On August 8, 2016, Logan's Roadhouse filed for bankruptcy and announced plans to close eighteen of its 256 locations that are under-performing. The chain was reported to be struggling with heavy debt and falling sales. Locations closing in late September 2016, include, in Florida, two each in Kissimmee and Orlando, and one each in Mary Esther, Tampa, and Tallahassee; one in each of those cities: Macon, Georgia; Houston, Texas; Lafayette, Louisiana and Waynesboro, Virginia.

On December 1, 2016, Logan's Roadhouse formally exited bankruptcy with a debt load reduced from about $400 million to $100 million.

On November 1, 2018, Logan's Roadhouse announced that it was acquired by CraftWorks Restaurants & Breweries.

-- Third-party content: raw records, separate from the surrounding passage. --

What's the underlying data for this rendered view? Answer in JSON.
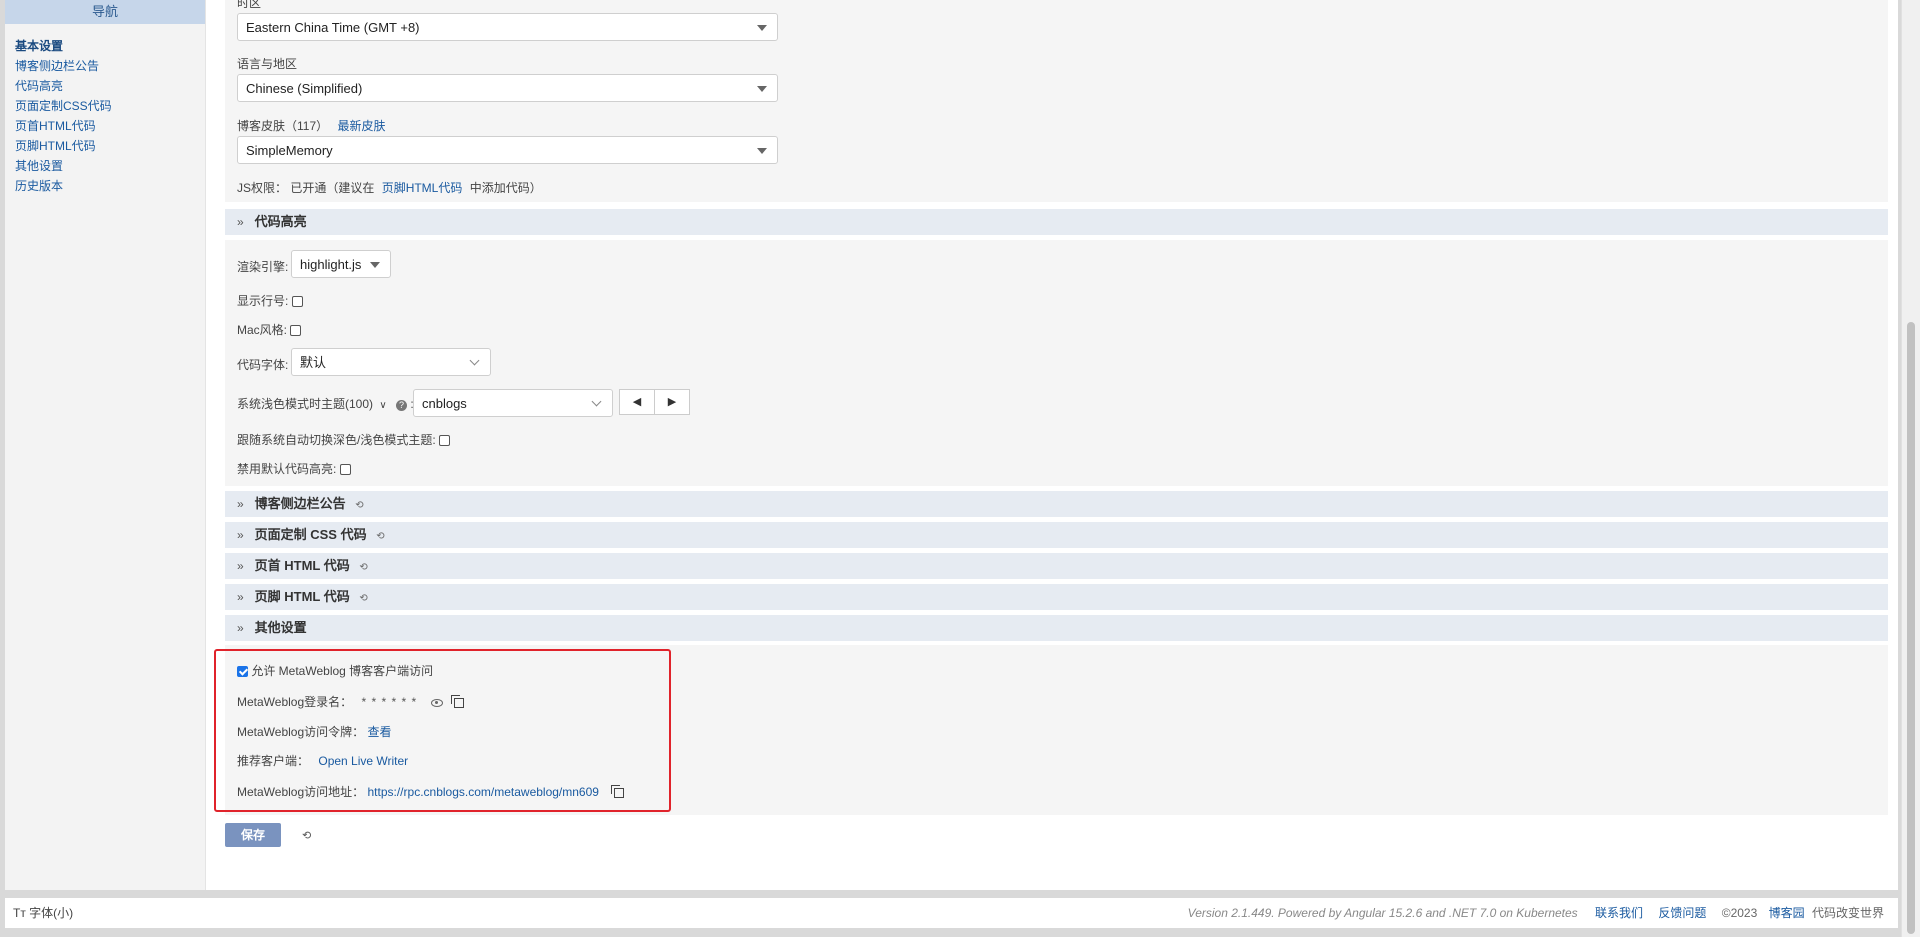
{
  "sidebar": {
    "title": "导航",
    "items": [
      {
        "label": "基本设置",
        "active": true
      },
      {
        "label": "博客侧边栏公告"
      },
      {
        "label": "代码高亮"
      },
      {
        "label": "页面定制CSS代码"
      },
      {
        "label": "页首HTML代码"
      },
      {
        "label": "页脚HTML代码"
      },
      {
        "label": "其他设置"
      },
      {
        "label": "历史版本"
      }
    ]
  },
  "basic": {
    "timezone_label": "时区",
    "timezone_value": "Eastern China Time (GMT +8)",
    "language_label": "语言与地区",
    "language_value": "Chinese (Simplified)",
    "skin_label": "博客皮肤（117）",
    "skin_link": "最新皮肤",
    "skin_value": "SimpleMemory",
    "js_prefix": "JS权限： 已开通（建议在",
    "js_link": "页脚HTML代码",
    "js_suffix": "中添加代码）"
  },
  "code_highlight": {
    "title": "代码高亮",
    "engine_label": "渲染引擎:",
    "engine_value": "highlight.js",
    "line_numbers_label": "显示行号:",
    "mac_style_label": "Mac风格:",
    "font_label": "代码字体:",
    "font_value": "默认",
    "light_theme_label": "系统浅色模式时主题(100)",
    "light_theme_value": "cnblogs",
    "auto_switch_label": "跟随系统自动切换深色/浅色模式主题:",
    "disable_default_label": "禁用默认代码高亮:"
  },
  "sections": [
    {
      "title": "博客侧边栏公告"
    },
    {
      "title": "页面定制 CSS 代码"
    },
    {
      "title": "页首 HTML 代码"
    },
    {
      "title": "页脚 HTML 代码"
    }
  ],
  "other": {
    "title": "其他设置",
    "allow_label": "允许 MetaWeblog 博客客户端访问",
    "login_label": "MetaWeblog登录名：",
    "login_value": "* * * * * *",
    "token_label": "MetaWeblog访问令牌：",
    "token_link": "查看",
    "client_label": "推荐客户端：",
    "client_link": "Open Live Writer",
    "url_label": "MetaWeblog访问地址：",
    "url_value": "https://rpc.cnblogs.com/metaweblog/mn609"
  },
  "save_label": "保存",
  "footer": {
    "font_size": "Tт 字体(小)",
    "version": "Version 2.1.449. Powered by Angular 15.2.6 and .NET 7.0 on Kubernetes",
    "contact": "联系我们",
    "feedback": "反馈问题",
    "copyright": "©2023",
    "brand": "博客园",
    "slogan": "代码改变世界"
  },
  "colors": {
    "accent": "#1a5aa0",
    "highlight_border": "#e0232b",
    "section_bg": "#e6ebf2"
  }
}
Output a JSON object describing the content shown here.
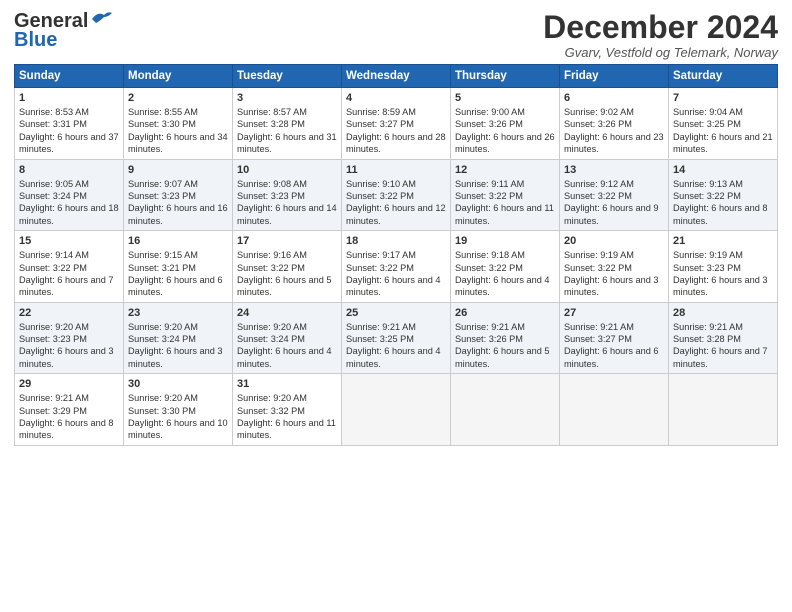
{
  "header": {
    "logo_line1": "General",
    "logo_line2": "Blue",
    "title": "December 2024",
    "subtitle": "Gvarv, Vestfold og Telemark, Norway"
  },
  "days_of_week": [
    "Sunday",
    "Monday",
    "Tuesday",
    "Wednesday",
    "Thursday",
    "Friday",
    "Saturday"
  ],
  "weeks": [
    [
      {
        "day": 1,
        "sunrise": "Sunrise: 8:53 AM",
        "sunset": "Sunset: 3:31 PM",
        "daylight": "Daylight: 6 hours and 37 minutes."
      },
      {
        "day": 2,
        "sunrise": "Sunrise: 8:55 AM",
        "sunset": "Sunset: 3:30 PM",
        "daylight": "Daylight: 6 hours and 34 minutes."
      },
      {
        "day": 3,
        "sunrise": "Sunrise: 8:57 AM",
        "sunset": "Sunset: 3:28 PM",
        "daylight": "Daylight: 6 hours and 31 minutes."
      },
      {
        "day": 4,
        "sunrise": "Sunrise: 8:59 AM",
        "sunset": "Sunset: 3:27 PM",
        "daylight": "Daylight: 6 hours and 28 minutes."
      },
      {
        "day": 5,
        "sunrise": "Sunrise: 9:00 AM",
        "sunset": "Sunset: 3:26 PM",
        "daylight": "Daylight: 6 hours and 26 minutes."
      },
      {
        "day": 6,
        "sunrise": "Sunrise: 9:02 AM",
        "sunset": "Sunset: 3:26 PM",
        "daylight": "Daylight: 6 hours and 23 minutes."
      },
      {
        "day": 7,
        "sunrise": "Sunrise: 9:04 AM",
        "sunset": "Sunset: 3:25 PM",
        "daylight": "Daylight: 6 hours and 21 minutes."
      }
    ],
    [
      {
        "day": 8,
        "sunrise": "Sunrise: 9:05 AM",
        "sunset": "Sunset: 3:24 PM",
        "daylight": "Daylight: 6 hours and 18 minutes."
      },
      {
        "day": 9,
        "sunrise": "Sunrise: 9:07 AM",
        "sunset": "Sunset: 3:23 PM",
        "daylight": "Daylight: 6 hours and 16 minutes."
      },
      {
        "day": 10,
        "sunrise": "Sunrise: 9:08 AM",
        "sunset": "Sunset: 3:23 PM",
        "daylight": "Daylight: 6 hours and 14 minutes."
      },
      {
        "day": 11,
        "sunrise": "Sunrise: 9:10 AM",
        "sunset": "Sunset: 3:22 PM",
        "daylight": "Daylight: 6 hours and 12 minutes."
      },
      {
        "day": 12,
        "sunrise": "Sunrise: 9:11 AM",
        "sunset": "Sunset: 3:22 PM",
        "daylight": "Daylight: 6 hours and 11 minutes."
      },
      {
        "day": 13,
        "sunrise": "Sunrise: 9:12 AM",
        "sunset": "Sunset: 3:22 PM",
        "daylight": "Daylight: 6 hours and 9 minutes."
      },
      {
        "day": 14,
        "sunrise": "Sunrise: 9:13 AM",
        "sunset": "Sunset: 3:22 PM",
        "daylight": "Daylight: 6 hours and 8 minutes."
      }
    ],
    [
      {
        "day": 15,
        "sunrise": "Sunrise: 9:14 AM",
        "sunset": "Sunset: 3:22 PM",
        "daylight": "Daylight: 6 hours and 7 minutes."
      },
      {
        "day": 16,
        "sunrise": "Sunrise: 9:15 AM",
        "sunset": "Sunset: 3:21 PM",
        "daylight": "Daylight: 6 hours and 6 minutes."
      },
      {
        "day": 17,
        "sunrise": "Sunrise: 9:16 AM",
        "sunset": "Sunset: 3:22 PM",
        "daylight": "Daylight: 6 hours and 5 minutes."
      },
      {
        "day": 18,
        "sunrise": "Sunrise: 9:17 AM",
        "sunset": "Sunset: 3:22 PM",
        "daylight": "Daylight: 6 hours and 4 minutes."
      },
      {
        "day": 19,
        "sunrise": "Sunrise: 9:18 AM",
        "sunset": "Sunset: 3:22 PM",
        "daylight": "Daylight: 6 hours and 4 minutes."
      },
      {
        "day": 20,
        "sunrise": "Sunrise: 9:19 AM",
        "sunset": "Sunset: 3:22 PM",
        "daylight": "Daylight: 6 hours and 3 minutes."
      },
      {
        "day": 21,
        "sunrise": "Sunrise: 9:19 AM",
        "sunset": "Sunset: 3:23 PM",
        "daylight": "Daylight: 6 hours and 3 minutes."
      }
    ],
    [
      {
        "day": 22,
        "sunrise": "Sunrise: 9:20 AM",
        "sunset": "Sunset: 3:23 PM",
        "daylight": "Daylight: 6 hours and 3 minutes."
      },
      {
        "day": 23,
        "sunrise": "Sunrise: 9:20 AM",
        "sunset": "Sunset: 3:24 PM",
        "daylight": "Daylight: 6 hours and 3 minutes."
      },
      {
        "day": 24,
        "sunrise": "Sunrise: 9:20 AM",
        "sunset": "Sunset: 3:24 PM",
        "daylight": "Daylight: 6 hours and 4 minutes."
      },
      {
        "day": 25,
        "sunrise": "Sunrise: 9:21 AM",
        "sunset": "Sunset: 3:25 PM",
        "daylight": "Daylight: 6 hours and 4 minutes."
      },
      {
        "day": 26,
        "sunrise": "Sunrise: 9:21 AM",
        "sunset": "Sunset: 3:26 PM",
        "daylight": "Daylight: 6 hours and 5 minutes."
      },
      {
        "day": 27,
        "sunrise": "Sunrise: 9:21 AM",
        "sunset": "Sunset: 3:27 PM",
        "daylight": "Daylight: 6 hours and 6 minutes."
      },
      {
        "day": 28,
        "sunrise": "Sunrise: 9:21 AM",
        "sunset": "Sunset: 3:28 PM",
        "daylight": "Daylight: 6 hours and 7 minutes."
      }
    ],
    [
      {
        "day": 29,
        "sunrise": "Sunrise: 9:21 AM",
        "sunset": "Sunset: 3:29 PM",
        "daylight": "Daylight: 6 hours and 8 minutes."
      },
      {
        "day": 30,
        "sunrise": "Sunrise: 9:20 AM",
        "sunset": "Sunset: 3:30 PM",
        "daylight": "Daylight: 6 hours and 10 minutes."
      },
      {
        "day": 31,
        "sunrise": "Sunrise: 9:20 AM",
        "sunset": "Sunset: 3:32 PM",
        "daylight": "Daylight: 6 hours and 11 minutes."
      },
      null,
      null,
      null,
      null
    ]
  ]
}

On March 3, 2020, Craftworks filed for Chapter 11 Bankruptcy protection. On March 19, 2020, all open Logan's locations were temporarily closed amid the COVID-19 pandemic. On April 4, 2020, Craftworks announced that all the Logan's Roadhouse locations would remain closed indefinitely, and that all 18,000 employees would be laid off.

On June 12, 2020, SPB Hospitality purchased Craftworks restaurants out of bankruptcy for $93 million.